During her time at Otterbein, Lum juggled an equine pre-veterinary and molecular biology double major with a women’s studies minor, and also served as the president for VOX, Otterbein’s Voices for Planned Parenthood.
She said that she managed to accomplish all of her goals by overloading on credit hours every quarter and by appropriately managing her time.
“If you’re really passionate about something,” Lum said, “you make time to do it.”
The recent graduate’s passion for women’s studies was evident when she said, “I still have my feminist studies textbook that I read for fun.”
To apply her interest in women’s studies, Lum involved herself in VOX and became president. She said that her happiest Otterbein memories came from her involvement in the organization. “It came naturally to me,” she said, attributing her willingness to discuss sexual health to the fact that her father is a gynecologist.
When she wasn’t preoccupied with VOX, Lum spent a portion of her last year at Otterbein studying gene variation in primates for her senior research project. The project, combined with her honors senior year experience class, provided the push for her to study animals abroad after graduation.
“I was looking for some sort of international internship opportunity that dealt with (veterinary-related things) or wildlife conservation,” she said.

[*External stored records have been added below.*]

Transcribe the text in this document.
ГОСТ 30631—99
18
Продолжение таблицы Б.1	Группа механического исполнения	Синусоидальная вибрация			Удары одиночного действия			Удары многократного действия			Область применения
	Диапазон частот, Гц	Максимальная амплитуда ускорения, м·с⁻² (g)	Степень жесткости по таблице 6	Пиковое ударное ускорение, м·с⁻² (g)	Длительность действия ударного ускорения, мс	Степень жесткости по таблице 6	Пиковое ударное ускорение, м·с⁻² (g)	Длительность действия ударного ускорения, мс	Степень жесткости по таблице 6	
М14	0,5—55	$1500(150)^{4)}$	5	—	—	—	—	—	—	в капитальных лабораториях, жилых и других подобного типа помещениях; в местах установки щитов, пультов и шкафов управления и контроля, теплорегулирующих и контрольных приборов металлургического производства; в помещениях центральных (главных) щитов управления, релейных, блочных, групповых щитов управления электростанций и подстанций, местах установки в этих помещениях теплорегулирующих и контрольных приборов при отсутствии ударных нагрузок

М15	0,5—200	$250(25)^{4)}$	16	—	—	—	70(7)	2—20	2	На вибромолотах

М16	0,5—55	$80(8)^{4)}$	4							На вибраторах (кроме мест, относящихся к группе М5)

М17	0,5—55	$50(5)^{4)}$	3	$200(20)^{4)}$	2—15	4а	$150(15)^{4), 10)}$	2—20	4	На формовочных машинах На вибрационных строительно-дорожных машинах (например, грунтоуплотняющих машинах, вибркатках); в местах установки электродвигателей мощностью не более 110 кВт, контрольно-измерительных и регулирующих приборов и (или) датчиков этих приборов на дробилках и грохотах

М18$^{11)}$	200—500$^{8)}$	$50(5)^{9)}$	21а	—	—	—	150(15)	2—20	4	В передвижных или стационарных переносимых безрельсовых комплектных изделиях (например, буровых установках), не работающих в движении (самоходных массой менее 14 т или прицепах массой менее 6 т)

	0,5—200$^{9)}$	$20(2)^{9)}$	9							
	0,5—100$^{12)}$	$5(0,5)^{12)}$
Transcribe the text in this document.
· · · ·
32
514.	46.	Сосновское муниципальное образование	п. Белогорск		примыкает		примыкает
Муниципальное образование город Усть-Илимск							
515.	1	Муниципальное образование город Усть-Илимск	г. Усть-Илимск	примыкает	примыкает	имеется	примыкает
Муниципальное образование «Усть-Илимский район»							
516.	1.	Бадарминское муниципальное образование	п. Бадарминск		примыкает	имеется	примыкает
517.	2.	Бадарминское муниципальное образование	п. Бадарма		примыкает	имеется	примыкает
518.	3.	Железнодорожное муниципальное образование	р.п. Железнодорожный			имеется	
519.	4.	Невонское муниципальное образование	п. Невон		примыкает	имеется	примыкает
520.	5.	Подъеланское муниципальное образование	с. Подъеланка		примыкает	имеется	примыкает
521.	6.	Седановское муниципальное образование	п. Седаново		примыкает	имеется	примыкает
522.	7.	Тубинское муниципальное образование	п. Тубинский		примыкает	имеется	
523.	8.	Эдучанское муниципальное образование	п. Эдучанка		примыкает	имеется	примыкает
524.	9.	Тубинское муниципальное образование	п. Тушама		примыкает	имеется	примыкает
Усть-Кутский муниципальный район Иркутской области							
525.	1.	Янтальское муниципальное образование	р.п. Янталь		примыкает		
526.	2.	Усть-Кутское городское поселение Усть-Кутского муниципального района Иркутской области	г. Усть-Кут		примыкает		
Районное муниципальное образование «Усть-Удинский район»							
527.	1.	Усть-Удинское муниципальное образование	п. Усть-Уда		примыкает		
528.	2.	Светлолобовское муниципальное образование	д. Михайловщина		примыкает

Lum chose to work with an organization called ARCAS. “They do really incredible work,” she said. “The animals were from illegal pet trade.”

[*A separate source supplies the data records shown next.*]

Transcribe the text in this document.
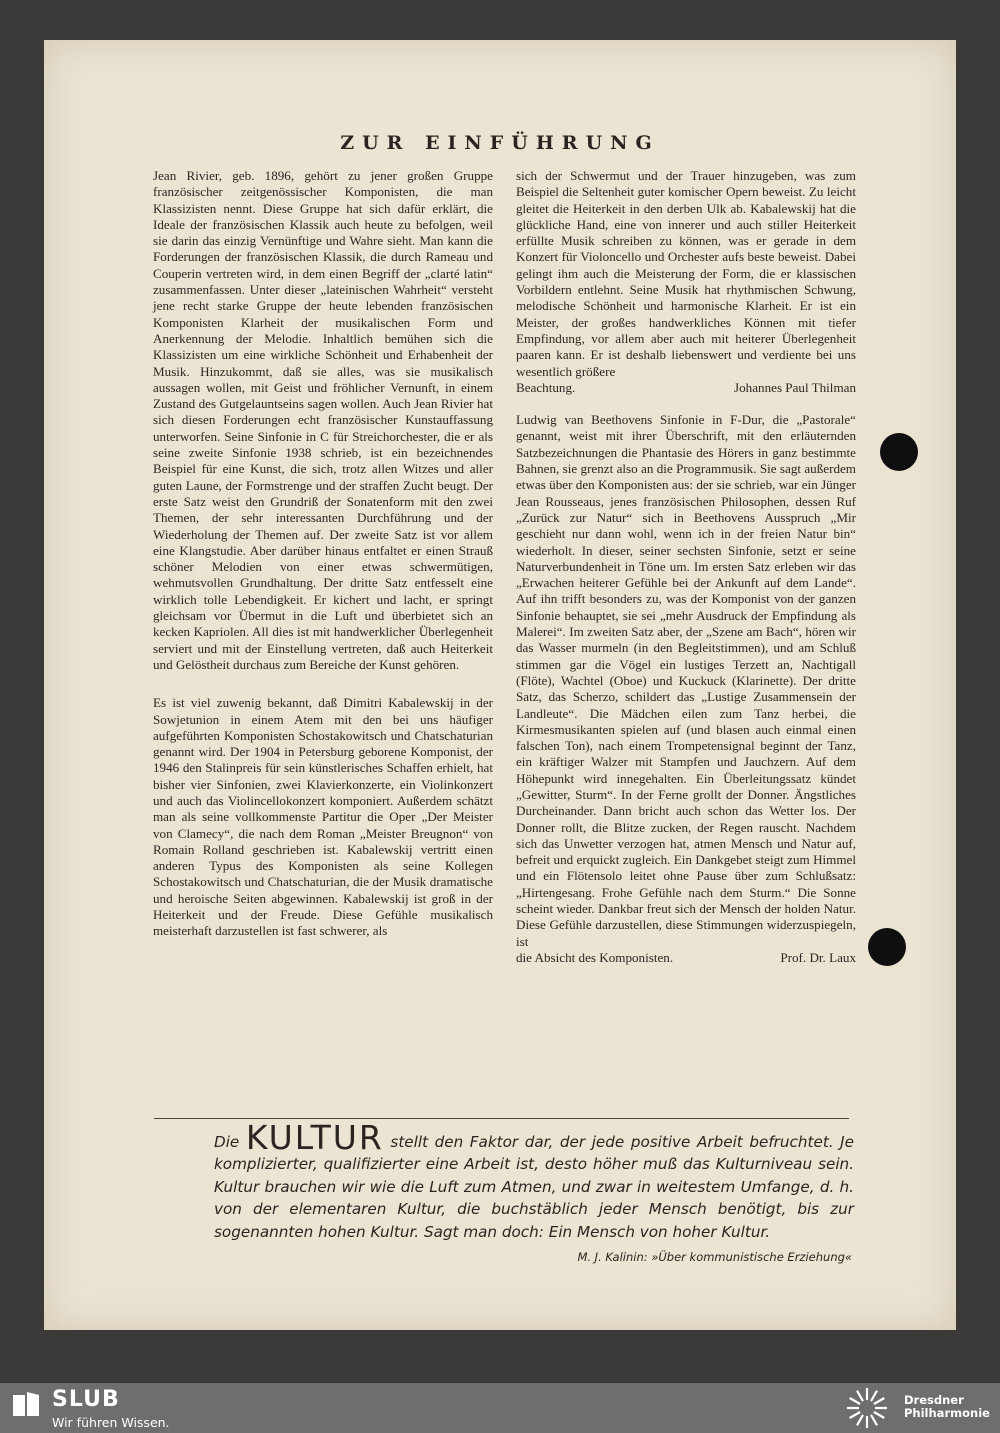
ZUR EINFÜHRUNG

Jean Rivier, geb. 1896, gehört zu jener großen Gruppe französischer zeitgenössischer Komponisten, die man Klassizisten nennt. Diese Gruppe hat sich dafür erklärt, die Ideale der französischen Klassik auch heute zu befolgen, weil sie darin das einzig Vernünftige und Wahre sieht. Man kann die Forderungen der französischen Klassik, die durch Rameau und Couperin vertreten wird, in dem einen Begriff der „clarté latin“ zusammenfassen. Unter dieser „lateinischen Wahrheit“ versteht jene recht starke Gruppe der heute lebenden französischen Komponisten Klarheit der musikalischen Form und Anerkennung der Melodie. Inhaltlich bemühen sich die Klassizisten um eine wirkliche Schönheit und Erhabenheit der Musik. Hinzukommt, daß sie alles, was sie musikalisch aussagen wollen, mit Geist und fröhlicher Vernunft, in einem Zustand des Gutgelauntseins sagen wollen. Auch Jean Rivier hat sich diesen Forderungen echt französischer Kunstauffassung unterworfen. Seine Sinfonie in C für Streichorchester, die er als seine zweite Sinfonie 1938 schrieb, ist ein bezeichnendes Beispiel für eine Kunst, die sich, trotz allen Witzes und aller guten Laune, der Formstrenge und der straffen Zucht beugt. Der erste Satz weist den Grundriß der Sonatenform mit den zwei Themen, der sehr interessanten Durchführung und der Wiederholung der Themen auf. Der zweite Satz ist vor allem eine Klangstudie. Aber darüber hinaus entfaltet er einen Strauß schöner Melodien von einer etwas schwermütigen, wehmutsvollen Grundhaltung. Der dritte Satz entfesselt eine wirklich tolle Lebendigkeit. Er kichert und lacht, er springt gleichsam vor Übermut in die Luft und überbietet sich an kecken Kapriolen. All dies ist mit handwerklicher Überlegenheit serviert und mit der Einstellung vertreten, daß auch Heiterkeit und Gelöstheit durchaus zum Bereiche der Kunst gehören.

Es ist viel zuwenig bekannt, daß Dimitri Kabalewskij in der Sowjetunion in einem Atem mit den bei uns häufiger aufgeführten Komponisten Schostakowitsch und Chatschaturian genannt wird. Der 1904 in Petersburg geborene Komponist, der 1946 den Stalinpreis für sein künstlerisches Schaffen erhielt, hat bisher vier Sinfonien, zwei Klavierkonzerte, ein Violinkonzert und auch das Violincellokonzert komponiert. Außerdem schätzt man als seine vollkommenste Partitur die Oper „Der Meister von Clamecy“, die nach dem Roman „Meister Breugnon“ von Romain Rolland geschrieben ist. Kabalewskij vertritt einen anderen Typus des Komponisten als seine Kollegen Schostakowitsch und Chatschaturian, die der Musik dramatische und heroische Seiten abgewinnen. Kabalewskij ist groß in der Heiterkeit und der Freude. Diese Gefühle musikalisch meisterhaft darzustellen ist fast schwerer, als

sich der Schwermut und der Trauer hinzugeben, was zum Beispiel die Seltenheit guter komischer Opern beweist. Zu leicht gleitet die Heiterkeit in den derben Ulk ab. Kabalewskij hat die glückliche Hand, eine von innerer und auch stiller Heiterkeit erfüllte Musik schreiben zu können, was er gerade in dem Konzert für Violoncello und Orchester aufs beste beweist. Dabei gelingt ihm auch die Meisterung der Form, die er klassischen Vorbildern entlehnt. Seine Musik hat rhythmischen Schwung, melodische Schönheit und harmonische Klarheit. Er ist ein Meister, der großes handwerkliches Können mit tiefer Empfindung, vor allem aber auch mit heiterer Überlegenheit paaren kann. Er ist deshalb liebenswert und verdiente bei uns wesentlich größere

Beachtung.	Johannes Paul Thilman

Ludwig van Beethovens Sinfonie in F-Dur, die „Pastorale“ genannt, weist mit ihrer Überschrift, mit den erläuternden Satzbezeichnungen die Phantasie des Hörers in ganz bestimmte Bahnen, sie grenzt also an die Programmusik. Sie sagt außerdem etwas über den Komponisten aus: der sie schrieb, war ein Jünger Jean Rousseaus, jenes französischen Philosophen, dessen Ruf „Zurück zur Natur“ sich in Beethovens Ausspruch „Mir geschieht nur dann wohl, wenn ich in der freien Natur bin“ wiederholt. In dieser, seiner sechsten Sinfonie, setzt er seine Naturverbundenheit in Töne um. Im ersten Satz erleben wir das „Erwachen heiterer Gefühle bei der Ankunft auf dem Lande“. Auf ihn trifft besonders zu, was der Komponist von der ganzen Sinfonie behauptet, sie sei „mehr Ausdruck der Empfindung als Malerei“. Im zweiten Satz aber, der „Szene am Bach“, hören wir das Wasser murmeln (in den Begleitstimmen), und am Schluß stimmen gar die Vögel ein lustiges Terzett an, Nachtigall (Flöte), Wachtel (Oboe) und Kuckuck (Klarinette). Der dritte Satz, das Scherzo, schildert das „Lustige Zusammensein der Landleute“. Die Mädchen eilen zum Tanz herbei, die Kirmesmusikanten spielen auf (und blasen auch einmal einen falschen Ton), nach einem Trompetensignal beginnt der Tanz, ein kräftiger Walzer mit Stampfen und Jauchzern. Auf dem Höhepunkt wird innegehalten. Ein Überleitungssatz kündet „Gewitter, Sturm“. In der Ferne grollt der Donner. Ängstliches Durcheinander. Dann bricht auch schon das Wetter los. Der Donner rollt, die Blitze zucken, der Regen rauscht. Nachdem sich das Unwetter verzogen hat, atmen Mensch und Natur auf, befreit und erquickt zugleich. Ein Dankgebet steigt zum Himmel und ein Flötensolo leitet ohne Pause über zum Schlußsatz: „Hirtengesang. Frohe Gefühle nach dem Sturm.“ Die Sonne scheint wieder. Dankbar freut sich der Mensch der holden Natur. Diese Gefühle darzustellen, diese Stimmungen widerzuspiegeln, ist

die Absicht des Komponisten.	Prof. Dr. Laux

Die KULTUR stellt den Faktor dar, der jede positive Arbeit befruchtet. Je komplizierter, qualifizierter eine Arbeit ist, desto höher muß das Kulturniveau sein. Kultur brauchen wir wie die Luft zum Atmen, und zwar in weitestem Umfange, d. h. von der elementaren Kultur, die buchstäblich jeder Mensch benötigt, bis zur sogenannten hohen Kultur. Sagt man doch: Ein Mensch von hoher Kultur.

M. J. Kalinin: »Über kommunistische Erziehung«
SLUB
Wir führen Wissen.
Dresdner
Philharmonie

ARCAS is based out of Guatemala, where she stayed for three months and acted as a surrogate mother to baby spider monkeys. According to Lum, the babies needed a parental figure after people involved in illegal pet trade murdered their mothers. “It wasn’t a very glamorous job. (I did) a lot of cage cleaning,” she said.
In spite of the dirty work and the fact that she also got sick on the trip, she found the experience to be gratifying. She said that one of the most rewarding moments of her trip was when the babies first accepted her as their parental figure. According to Lum, when the monkeys first arrived at the facility, they were terrified and had a difficult time transitioning to their surrogate mother.

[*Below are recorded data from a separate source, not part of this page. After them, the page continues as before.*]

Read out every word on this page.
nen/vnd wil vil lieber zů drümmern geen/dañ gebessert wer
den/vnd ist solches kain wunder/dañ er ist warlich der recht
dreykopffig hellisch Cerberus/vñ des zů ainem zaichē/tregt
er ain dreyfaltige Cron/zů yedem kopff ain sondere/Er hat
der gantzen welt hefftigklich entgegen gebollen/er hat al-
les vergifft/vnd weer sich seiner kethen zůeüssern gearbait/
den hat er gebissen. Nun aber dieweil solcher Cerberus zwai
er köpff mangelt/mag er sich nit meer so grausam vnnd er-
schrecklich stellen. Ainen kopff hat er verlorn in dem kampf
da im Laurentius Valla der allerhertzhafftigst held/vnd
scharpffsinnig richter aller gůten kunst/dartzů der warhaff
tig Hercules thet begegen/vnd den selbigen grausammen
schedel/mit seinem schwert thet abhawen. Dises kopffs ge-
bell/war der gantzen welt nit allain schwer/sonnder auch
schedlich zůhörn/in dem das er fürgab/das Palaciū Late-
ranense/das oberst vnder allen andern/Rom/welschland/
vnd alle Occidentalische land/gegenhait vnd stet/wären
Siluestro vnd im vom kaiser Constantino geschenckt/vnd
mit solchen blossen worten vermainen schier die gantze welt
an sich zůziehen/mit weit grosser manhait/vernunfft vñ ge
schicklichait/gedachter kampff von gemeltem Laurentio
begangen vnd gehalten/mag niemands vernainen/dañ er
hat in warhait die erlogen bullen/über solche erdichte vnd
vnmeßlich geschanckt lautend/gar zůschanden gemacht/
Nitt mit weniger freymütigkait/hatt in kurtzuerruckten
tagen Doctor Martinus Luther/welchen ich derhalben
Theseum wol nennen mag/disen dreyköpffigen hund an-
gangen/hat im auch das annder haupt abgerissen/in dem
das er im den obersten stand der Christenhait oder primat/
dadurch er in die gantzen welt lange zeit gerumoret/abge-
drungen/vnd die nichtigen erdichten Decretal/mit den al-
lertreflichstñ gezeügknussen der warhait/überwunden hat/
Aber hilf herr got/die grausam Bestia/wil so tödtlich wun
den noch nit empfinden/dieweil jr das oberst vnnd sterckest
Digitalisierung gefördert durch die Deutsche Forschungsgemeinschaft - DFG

About four weeks into the trip, the babies automatically came to her one day when she went to bring them inside after being out in the rain. “It was really cool to see (the babies’) full development … I would go back in a heartbeat and I would do it again,” Lum said.
Since returning from Guatemala, Lum is currently in the process of looking for a laboratory position at a zoo, where she can apply her experiences from Otterbein and abroad.